I have a high-functioning patient with major depression. He is responding to an SSRI medication, but I am contemplating adding psychotherapy. What are the advantages of psychodynamic psychotherapy compared with CBT for a patient like this?
The question is a good one, one that is frequently asked in clinical settings. First of all, before determining the type of psychotherapy, one must decide if the SSRI is sufficient by itself. Studies of combined SSRIs and psychotherapy are not conclusive about an additive value when the two treatments are combined, except for the case of severe depressions. In mild to moderate depression, often the decision boils down to what the patient wants and whether the recovery with medication is only partial.
We know from research that both CBT and psychodynamic therapy can be helpful in the treatment of major depression (
1,
2). Although there are more randomized controlled trials supporting CBT, we have few data to determine which patient might do better with which type of therapy. Some patients are highly motivated to seek further understanding about what has caused their depression and what might lead to relapse. This wish to understand may be an indication for adding psychotherapy, and those patients who want more than symptom relief may prefer a dynamic approach. Some depressed patients do not like the prescriptive aspect of CBT and may object to homework. It is worth exploring with the patient if he or she has a preference for one type of psychotherapy over another.
A strong argument can be made for further exploration of vulnerability factors that lead to the risk of relapse. We know that the propensity for relapse after symptom-directed treatment is profound (
3).
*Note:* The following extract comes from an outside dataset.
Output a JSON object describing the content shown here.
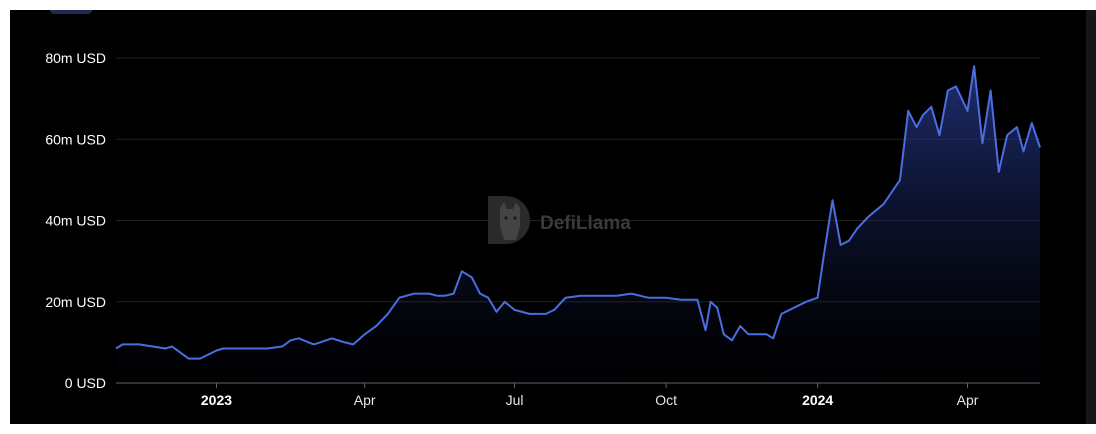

Recent research suggests that certain relational or interpersonal schemas of self and others, accompanied by cognitive and affective components, may establish environments that are depressogenic (
4). It may be that symptom-focused treatment for depression may temporarily address these schemas, but ongoing stressors activate the vulnerabilities again, leading to recurrent depression. Hence a critically important part of the psychotherapy of depression may be an exploration of the interpersonal schemas that appear to create patient expectations and subsequent disappointments in relationships. By focusing on these factors, it is possible that the stressors and vulnerability can be mitigated.
It is noteworthy in this regard that in the elegant work of Kendler et al. (5), they found in a population of female twins that stressors with particular meaning to the individual were more closely linked to the onset of major depression. For example, an episode of depression was predicted by stressors with higher ratings of humiliation and loss because of a separation initiated by a significant other. These stressors are more depressogenic than pure loss events such as death. A dynamic psychotherapist may be able to link these feelings of humiliation and depression to the narcissistic injury inherent in being “dumped” by a partner. This exploration may lead to specific patterns of internal object relationships that result in recurrent self-defeating patterns. Further discussion of these issues may lead to a sense of mastery over previously unconscious relational patterns and may strengthen the patient's resilience regarding the risk of further episodes.